Medical Research Council Cognition and Brain Sciences Unit, University of Cambridge, Cambridge CB2 7EF, United Kingdom.
Department of Neurology, Harvard Medical School, Boston, MA 02115.
Proc Natl Acad Sci U S A. 2023 Oct 17;120(42):e2307508120. doi: 10.1073/pnas.2307508120. Epub 2023 Oct 10.
Neural phenotypes are the result of probabilistic developmental processes. This means that stochasticity is an intrinsic aspect of the brain as it self-organizes over a protracted period. In other words, while both genomic and environmental factors shape the developing nervous system, another significant-though often neglected-contributor is the randomness introduced by probability distributions. Using generative modeling of brain networks, we provide a framework for probing the contribution of stochasticity to neurodevelopmental diversity. To mimic the prenatal scaffold of brain structure set by activity-independent mechanisms, we start our simulations from the medio-posterior neonatal rich club (Developing Human Connectome Project, = 630). From this initial starting point, models implementing Hebbian-like wiring processes generate variable yet consistently plausible brain network topologies. By analyzing repeated runs of the generative process (>10 simulations), we identify critical determinants and effects of stochasticity. Namely, we find that stochastic variation has a greater impact on brain organization when networks develop under weaker constraints. This heightened stochasticity makes brain networks more robust to random and targeted attacks, but more often results in non-normative phenotypic outcomes. To test our framework empirically, we evaluated whether stochasticity varies according to the experience of early-life deprivation using a cohort of neurodiverse children (Centre for Attention, Learning and Memory; = 357). We show that low-socioeconomic status predicts more stochastic brain wiring. We conclude that stochasticity may be an unappreciated contributor to relevant developmental outcomes and make specific predictions for future research.

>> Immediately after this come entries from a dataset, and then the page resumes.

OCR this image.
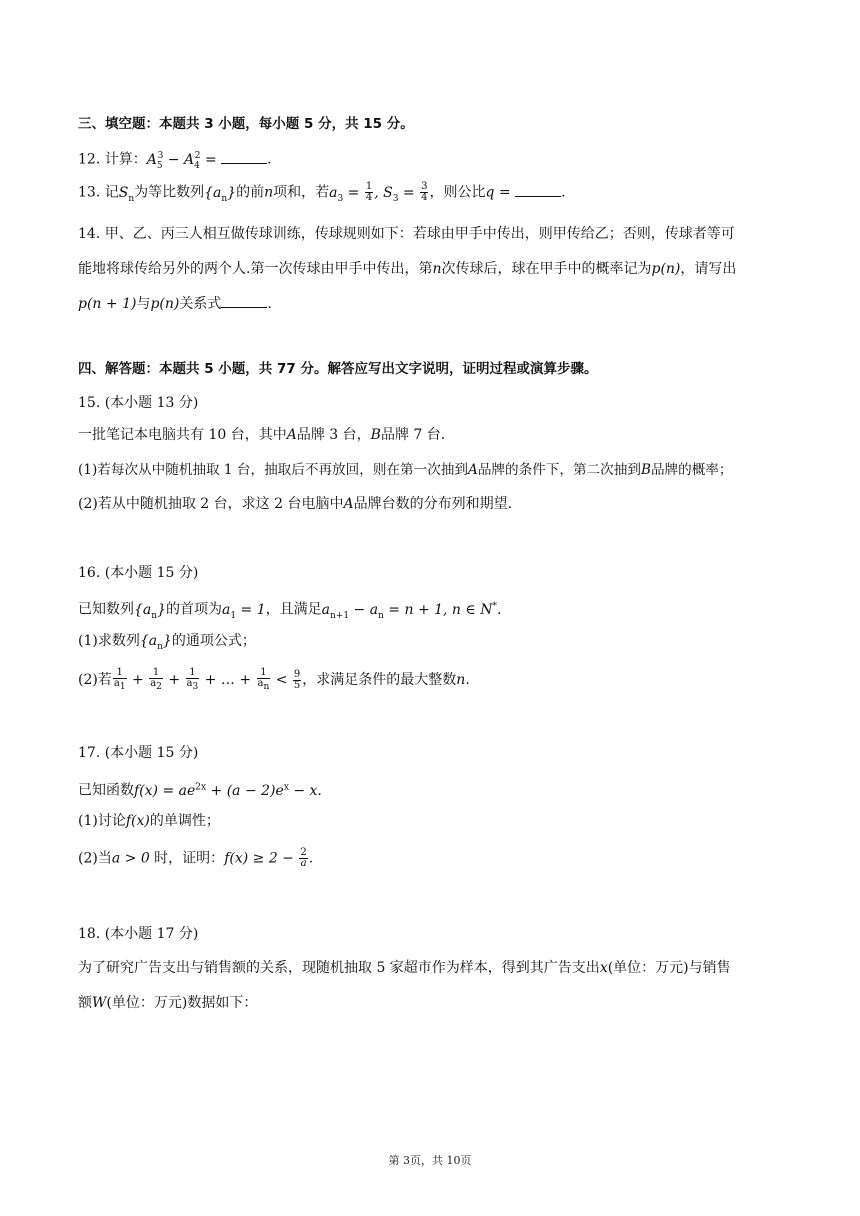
三、填空题：本题共 3 小题，每小题 5 分，共 15 分。
12. 计算：$A_5^3 - A_4^2$ =	.
13. 记$S_n$为等比数列$\{a_n\}$的前n项和，若$a_3 = \frac{1}{4}$ , $S_3 = \frac{3}{4}$ ，则公比q =	.
14. 甲、乙、丙三人相互做传球训练，传球规则如下：若球由甲手中传出，则甲传给乙；否则，传球者等可
能地将球传给另外的两个人.第一次传球由甲手中传出，第n次传球后，球在甲手中的概率记为p(n)，请写出
p(n + 1)与p(n)关系式	.
四、解答题：本题共 5 小题，共 77 分。解答应写出文字说明，证明过程或演算步骤。
15. (本小题 13 分)
一批笔记本电脑共有 10 台，其中A品牌 3 台，B品牌 7 台.
(1)若每次从中随机抽取 1 台，抽取后不再放回，则在第一次抽到A品牌的条件下，第二次抽到B品牌的概率；
(2)若从中随机抽取 2 台，求这 2 台电脑中A品牌台数的分布列和期望.
16. (本小题 15 分)
已知数列$\{a_n\}$的首项为$a_1 = 1$，且满足$a_{n+1} - a_n = n + 1$, n ∈ N*.
(1)求数列$\{a_n\}$的通项公式；
(2)若 $\frac{1}{a_1} + \frac{1}{a_2} + \frac{1}{a_3}$ + … + $\frac{1}{a_n} < \frac{9}{5}$ ，求满足条件的最大整数n.
17. (本小题 15 分)
已知函数$f(x) = ae^{2x} + (a - 2)e^x - x$.
(1)讨论f(x)的单调性；
(2)当a > 0 时，证明：$f(x) \ge 2 - \frac{2}{a}$ .
18. (本小题 17 分)
为了研究广告支出与销售额的关系，现随机抽取 5 家超市作为样本，得到其广告支出x(单位：万元)与销售
额W(单位：万元)数据如下：
第 3页，共 10页
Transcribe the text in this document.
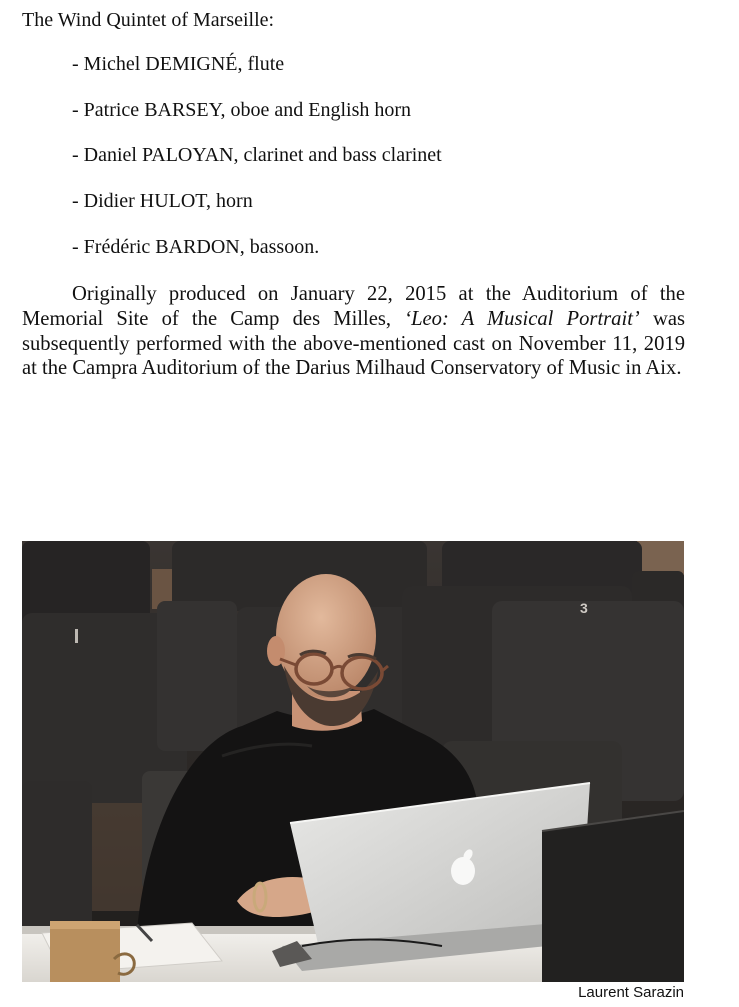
The Wind Quintet of Marseille:

- Michel DEMIGNÉ, flute
- Patrice BARSEY, oboe and English horn
- Daniel PALOYAN, clarinet and bass clarinet
- Didier HULOT, horn
- Frédéric BARDON, bassoon.

Originally produced on January 22, 2015 at the Auditorium of the Memorial Site of the Camp des Milles, ‘Leo: A Musical Portrait’ was subsequently performed with the above-mentioned cast on November 11, 2019 at the Campra Auditorium of the Darius Milhaud Conservatory of Music in Aix.

3
Laurent Sarazin
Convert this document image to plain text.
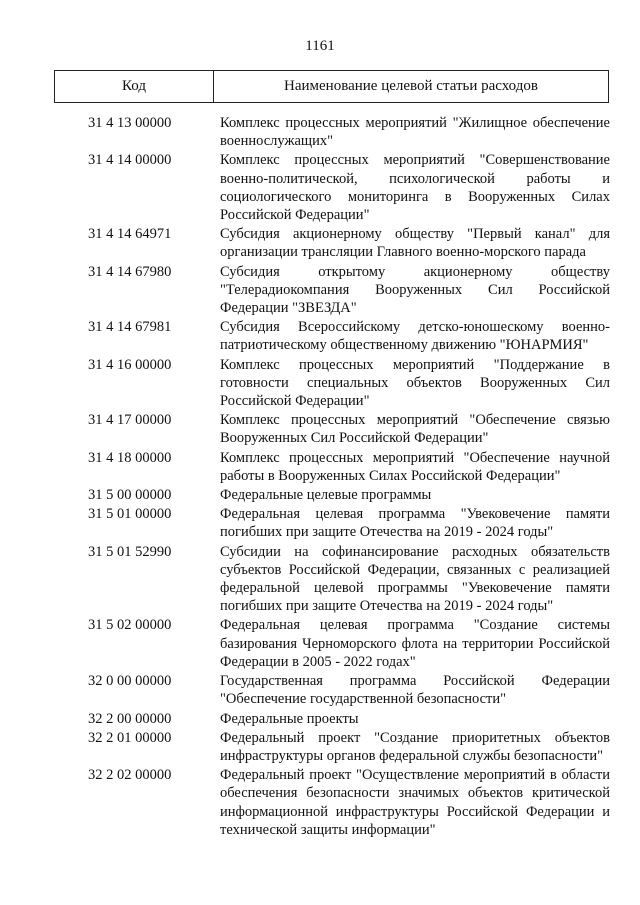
1161
Код	Наименование целевой статьи расходов
31 4 13 00000	Комплекс процессных мероприятий "Жилищное обеспечение военнослужащих"
31 4 14 00000	Комплекс процессных мероприятий "Совершенствование военно-политической, психологической работы и социологического мониторинга в Вооруженных Силах Российской Федерации"
31 4 14 64971	Субсидия акционерному обществу "Первый канал" для организации трансляции Главного военно-морского парада
31 4 14 67980	Субсидия открытому акционерному обществу "Телерадиокомпания Вооруженных Сил Российской Федерации "ЗВЕЗДА"
31 4 14 67981	Субсидия Всероссийскому детско-юношескому военно-патриотическому общественному движению "ЮНАРМИЯ"
31 4 16 00000	Комплекс процессных мероприятий "Поддержание в готовности специальных объектов Вооруженных Сил Российской Федерации"
31 4 17 00000	Комплекс процессных мероприятий "Обеспечение связью Вооруженных Сил Российской Федерации"
31 4 18 00000	Комплекс процессных мероприятий "Обеспечение научной работы в Вооруженных Силах Российской Федерации"
31 5 00 00000	Федеральные целевые программы
31 5 01 00000	Федеральная целевая программа "Увековечение памяти погибших при защите Отечества на 2019 - 2024 годы"
31 5 01 52990	Субсидии на софинансирование расходных обязательств субъектов Российской Федерации, связанных с реализацией федеральной целевой программы "Увековечение памяти погибших при защите Отечества на 2019 - 2024 годы"
31 5 02 00000	Федеральная целевая программа "Создание системы базирования Черноморского флота на территории Российской Федерации в 2005 - 2022 годах"
32 0 00 00000	Государственная программа Российской Федерации "Обеспечение государственной безопасности"
32 2 00 00000	Федеральные проекты
32 2 01 00000	Федеральный проект "Создание приоритетных объектов инфраструктуры органов федеральной службы безопасности"
32 2 02 00000	Федеральный проект "Осуществление мероприятий в области обеспечения безопасности значимых объектов критической информационной инфраструктуры Российской Федерации и технической защиты информации"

神经表型是概率发育过程的结果。这意味着随机性是大脑自我组织的固有方面,因为它是在一个漫长的时期内自我组织的。换句话说,虽然基因组和环境因素都塑造了发育中的神经系统,但另一个重要的——尽管常常被忽视的——贡献因素是概率分布所带来的随机性。我们使用大脑网络的生成模型,为研究随机性对神经发育多样性的贡献提供了一个框架。为了模拟由非活动依赖性机制设定的大脑结构的产前支架,我们从中脑后部新生儿丰富俱乐部(发育人类连接组计划,n=630)开始我们的模拟。从这个初始起点开始,实现类赫布式布线过程的模型生成可变但始终合理的大脑网络拓扑结构。通过分析生成过程的重复运行(>10 次模拟),我们确定了随机性的关键决定因素和影响。具体来说,我们发现,当网络在较弱的约束下发展时,随机变化对大脑组织的影响更大。这种增加的随机性使大脑网络更能抵抗随机和有针对性的攻击,但更经常导致非规范的表型结果。为了通过经验检验我们的框架,我们使用一组神经多样性儿童(注意力、学习和记忆中心;n=357)评估了早期生活剥夺经历是否会导致随机性变化。我们发现,低社会经济地位预示着大脑布线的随机性更高。我们得出的结论是,随机性可能是相关发育结果的一个未被充分认识的贡献因素,并为未来的研究提出了具体的预测。